BRASILIA – The Brazilian legislator chosen by his colleagues to report on corruption allegations against President Michel Temer said Monday that the case against the head of state should be allowed to go forward.
Sergio Zveiter, a member of Temer’s PMDB party, told the members of the lower house’s Constitution and Justice Committee that he based his conclusions on a “strict” analysis of the documents submitted by prosecutors.
Allowing the charges to be heard does not signify a certainty of guilt, but rather the start of a judicial process that “will clarify” the conduct of the president, who enjoys “the broadest right to a defense,” the rapporteur said.
The committee will debate Zveiter’s report before the question is submitted to a vote in the full house, where a two-thirds majority – 342 – will be required to allow the case against Temer to proceed.
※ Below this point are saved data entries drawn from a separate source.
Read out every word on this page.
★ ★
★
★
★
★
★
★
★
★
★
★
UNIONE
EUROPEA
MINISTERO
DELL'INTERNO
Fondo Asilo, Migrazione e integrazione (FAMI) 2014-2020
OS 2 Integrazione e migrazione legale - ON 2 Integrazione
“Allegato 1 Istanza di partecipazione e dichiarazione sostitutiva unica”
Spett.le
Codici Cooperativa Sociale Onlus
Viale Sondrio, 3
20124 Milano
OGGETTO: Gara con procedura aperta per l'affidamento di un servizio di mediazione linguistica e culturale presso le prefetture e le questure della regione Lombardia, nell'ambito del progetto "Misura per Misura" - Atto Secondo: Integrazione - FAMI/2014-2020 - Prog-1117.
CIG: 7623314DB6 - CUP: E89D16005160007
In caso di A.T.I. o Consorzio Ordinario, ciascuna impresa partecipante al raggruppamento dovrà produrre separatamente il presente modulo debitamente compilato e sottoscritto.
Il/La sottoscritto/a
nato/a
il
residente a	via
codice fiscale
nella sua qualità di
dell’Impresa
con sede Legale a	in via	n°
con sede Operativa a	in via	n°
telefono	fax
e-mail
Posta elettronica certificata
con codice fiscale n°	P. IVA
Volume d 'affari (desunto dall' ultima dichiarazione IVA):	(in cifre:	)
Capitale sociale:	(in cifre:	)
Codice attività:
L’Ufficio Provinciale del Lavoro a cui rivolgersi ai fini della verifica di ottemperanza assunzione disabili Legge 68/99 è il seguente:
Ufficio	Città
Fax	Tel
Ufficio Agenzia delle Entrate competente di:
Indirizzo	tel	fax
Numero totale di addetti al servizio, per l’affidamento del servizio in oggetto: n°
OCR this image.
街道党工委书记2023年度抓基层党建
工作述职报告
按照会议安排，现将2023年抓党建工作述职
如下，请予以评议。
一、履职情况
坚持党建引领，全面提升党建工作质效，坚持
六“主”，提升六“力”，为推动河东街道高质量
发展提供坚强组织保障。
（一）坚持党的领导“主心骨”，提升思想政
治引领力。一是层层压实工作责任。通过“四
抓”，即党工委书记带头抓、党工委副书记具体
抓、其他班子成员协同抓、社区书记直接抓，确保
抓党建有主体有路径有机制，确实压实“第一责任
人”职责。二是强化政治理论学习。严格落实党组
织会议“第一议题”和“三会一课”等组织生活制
Parties allied with Temer control the chamber.
If Congress authorizes the prosecution, Temer will be suspended for six months and house speaker Rodrigo Maia will be named interim president.
In the event Temer were convicted, Congress would choose a successor to serve out the balance of the presidential term that ends Jan. 1, 2019.
The 74-year-old Temer, who denies any wrongdoing, is the first sitting president in Brazil’s history to be charged with a criminal offense.
Prosecutors accuse Temer of encouraging the payment of hush money to a political ally already convicted of graft in connection with a $2 billion scandal centered on state oil company Petrobras.
Those charges originated with brothers Joesley and Wesley Batista, owners of JBS, the world’s largest meatpacking company.
As part of a plea deal, the JBS owners handed prosecutors a secretly taped audio recording in which Temer appeared to say that bribes needed to continue to flow to former lower-house speaker Eduardo Cunha.
The Batista brothers also said that they had been paying off Temer and his political allies since 2010.
Cunha spearheaded the effort that led last year to the ouster of President Dilma Rousseff via impeachment.
Temer, who served as Rousseff’s vice president from 2011 to 2016, turned against his boss, supported the impeachment process and eventually succeeded her in office.